Another point is that Hyperliquid has an independent community culture, which leads many in the Hyperliquid community to mindlessly oppose CEXs. These individuals are fixated on shorting tokens that are listed on CEXs. So, you’ll notice something interesting: the funding rates for many tokens on CEXs and Hyperliquid are at two extremes, which is essentially free money. I believe a significant portion of the positions on Hyperliquid is actually used for arbitrage.
The four respondents above are quite representative, and the views of other respondents are largely included. In summary, the rise of perp DEXs represented by Hyperliquid in this cycle can be attributed to both internal and external factors.

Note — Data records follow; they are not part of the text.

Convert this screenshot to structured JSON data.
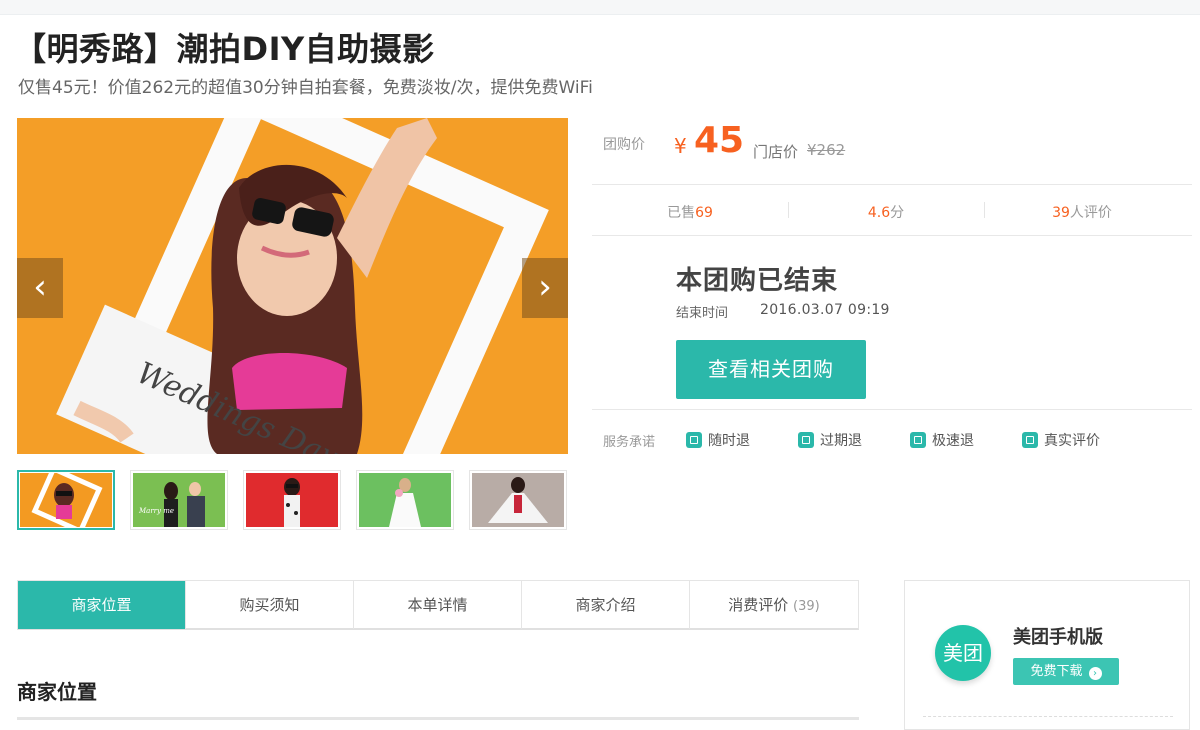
{
  "deal": {
    "title": "【明秀路】潮拍DIY自助摄影",
    "subtitle": "仅售45元！价值262元的超值30分钟自拍套餐，免费淡妆/次，提供免费WiFi"
  },
  "gallery": {
    "photo_text": "Weddings Day",
    "prev_glyph": "‹",
    "next_glyph": "›",
    "thumbnails": [
      {
        "caption": "",
        "active": true
      },
      {
        "caption": "Marry me",
        "active": false
      },
      {
        "caption": "",
        "active": false
      },
      {
        "caption": "",
        "active": false
      },
      {
        "caption": "",
        "active": false
      }
    ]
  },
  "price": {
    "label": "团购价",
    "currency": "¥",
    "value": "45",
    "store_label": "门店价",
    "store_price": "¥262"
  },
  "stats": {
    "sold_label": "已售",
    "sold_value": "69",
    "rating_value": "4.6",
    "rating_unit": "分",
    "reviews_value": "39",
    "reviews_label": "人评价"
  },
  "status": {
    "ended_text": "本团购已结束",
    "end_time_label": "结束时间",
    "end_time_value": "2016.03.07   09:19",
    "related_button": "查看相关团购"
  },
  "service": {
    "label": "服务承诺",
    "items": [
      "随时退",
      "过期退",
      "极速退",
      "真实评价"
    ]
  },
  "tabs": [
    {
      "label": "商家位置",
      "count": "",
      "active": true
    },
    {
      "label": "购买须知",
      "count": "",
      "active": false
    },
    {
      "label": "本单详情",
      "count": "",
      "active": false
    },
    {
      "label": "商家介绍",
      "count": "",
      "active": false
    },
    {
      "label": "消费评价",
      "count": "(39)",
      "active": false
    }
  ],
  "section": {
    "title": "商家位置"
  },
  "app": {
    "logo_text": "美团",
    "name": "美团手机版",
    "download_label": "免费下载",
    "download_arrow": "›"
  },
  "colors": {
    "accent": "#2bb8aa",
    "price": "#f76120"
  }
}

The internal factors refer to what Hyperliquid has done right. Hyperliquid's founder, Jeff, established a market-making and high-frequency trading company, Chameleon Trading, in early 2020, accumulating rich experience in trading and market-making, as well as considerable wealth. This has allowed Hyperliquid's development to remain unaffected by VCs, cycles, or market pressures. Additionally, the team has struck a balance between user demands for "experience" and "transparency" in product design, giving Hyperliquid a perfect start.
Subsequently, Hyperliquid targeted foreign users, providing new options for investors restricted from using contract products and large traders who are fond of on-chain products. Later community operations, airdrops, and the token auction mechanism all smoothly connected, with generous airdrops and continuous token price increases bringing in loyal fans and an independent "HYPE culture," attracting attention from investors like James, who lost over a hundred million. As user numbers and trading volumes increased, more market makers joined, gradually pushing the platform to the top of the perp DEX rankings. On January 27, Jeff tweeted that the liquidity of Bitcoin contracts on Hyperliquid had surpassed that of Binance.
With favorable conditions and the right people, Hyperliquid's success also relies on timing. Many respondents mentioned the same point: "Trading on CEXs is no longer profitable in this cycle." The comparison to "Hyperliquid is doing well" actually highlights how poorly CEXs have performed, whether in token selection or creating wealth effects; CEXs have indeed not done as well as some on-chain products in this round.
After multiple instances of "insider trading" and "peak upon listing," users gradually lost confidence. Many exchanges attribute this to industry and cyclical factors, but Hyperliquid's emergence has slapped everyone in the face, akin to the perfect concern after a breakup, easily causing confused users to switch sides. In fact, users know it's not entirely CEXs' fault; perhaps CEXs have tried their best, but the results fall far short of user expectations.
The conclusion is clear: choosing perp DEXs is not a matter of preference but a necessity. The current prosperity of on-chain trading can be said to be the result of exchanges handing users over; many who originally only traded spot were forced to choose memes and contracts due to lack of profit, and they leaned towards on-chain products because of their flexibility and transparency.
From this perspective, the decision of certain exchanges to support new perp DEXs in hopes of competing with Hyperliquid is akin to telling the market: we no longer know how to improve CEXs.